Dmitrii Shcherbakov (dmitriis) wrote on 2017-11-29: Re: [2.3] juju update-status hook does not time out

I would not change the default of not doing anything at all.

I agree that it helps debugging such charm issues (encountered that myself - they are really annoying to debug) but I am more inclined to "warn on runs for too long" rather than "kill on runs for too long".

To give an example: imagine that I spawned 100 child processes from the main charm process and they are blocked on something. After that the parent gets killed and all children are re-parented to the init process or a child subreaper process (unless you use PR_SET_PDEATHSIG via prctl(2) in each child) - they will hang there instead.
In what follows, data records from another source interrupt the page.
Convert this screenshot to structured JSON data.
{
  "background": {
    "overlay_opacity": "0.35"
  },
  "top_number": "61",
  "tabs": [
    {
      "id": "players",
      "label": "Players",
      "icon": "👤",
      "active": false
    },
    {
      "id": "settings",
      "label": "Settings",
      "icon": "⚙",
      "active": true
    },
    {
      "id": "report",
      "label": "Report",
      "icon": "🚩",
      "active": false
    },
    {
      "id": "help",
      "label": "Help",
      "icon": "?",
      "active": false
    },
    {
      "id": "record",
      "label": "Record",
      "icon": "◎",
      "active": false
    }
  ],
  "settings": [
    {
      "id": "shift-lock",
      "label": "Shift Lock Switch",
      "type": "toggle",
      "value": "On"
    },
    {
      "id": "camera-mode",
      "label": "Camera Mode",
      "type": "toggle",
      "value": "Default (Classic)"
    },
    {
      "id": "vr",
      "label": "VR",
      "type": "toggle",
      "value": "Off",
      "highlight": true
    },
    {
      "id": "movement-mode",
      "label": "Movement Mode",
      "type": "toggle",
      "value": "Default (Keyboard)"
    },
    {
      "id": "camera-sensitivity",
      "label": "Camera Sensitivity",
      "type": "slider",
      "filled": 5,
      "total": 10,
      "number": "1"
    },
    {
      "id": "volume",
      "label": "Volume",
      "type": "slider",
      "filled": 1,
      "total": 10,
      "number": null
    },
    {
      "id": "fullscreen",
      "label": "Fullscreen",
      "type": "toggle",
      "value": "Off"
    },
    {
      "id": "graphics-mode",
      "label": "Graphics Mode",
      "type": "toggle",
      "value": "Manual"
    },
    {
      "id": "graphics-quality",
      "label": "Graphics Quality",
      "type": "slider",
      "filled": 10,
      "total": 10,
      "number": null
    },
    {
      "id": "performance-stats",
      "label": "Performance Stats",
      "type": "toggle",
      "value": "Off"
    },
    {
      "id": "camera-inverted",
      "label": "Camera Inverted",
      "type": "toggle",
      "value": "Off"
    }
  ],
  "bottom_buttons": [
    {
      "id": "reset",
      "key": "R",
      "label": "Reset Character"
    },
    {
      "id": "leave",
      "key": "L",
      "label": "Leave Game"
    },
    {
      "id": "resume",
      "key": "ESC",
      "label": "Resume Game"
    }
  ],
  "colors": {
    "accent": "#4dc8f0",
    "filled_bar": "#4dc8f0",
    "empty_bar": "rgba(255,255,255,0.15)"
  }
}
I would also think about just alerting via some mechanism. Tracking each unit and presenting that in juju status might be expensive to calculate and maintain. Having an event name alongside "executing" status (https://git.io/vbkHj) would certainly help - we already fetch messages set via status_set, why not do the same with event names?

Logging in Uniter could help though this is less visible - maybe explicit alerts in other ops tools will catch them.

I don't think this should be restricted just to update-status events - some bugs in other hooks may result in hangs during deployment or testing on CI infra so this would be generally useful for other events.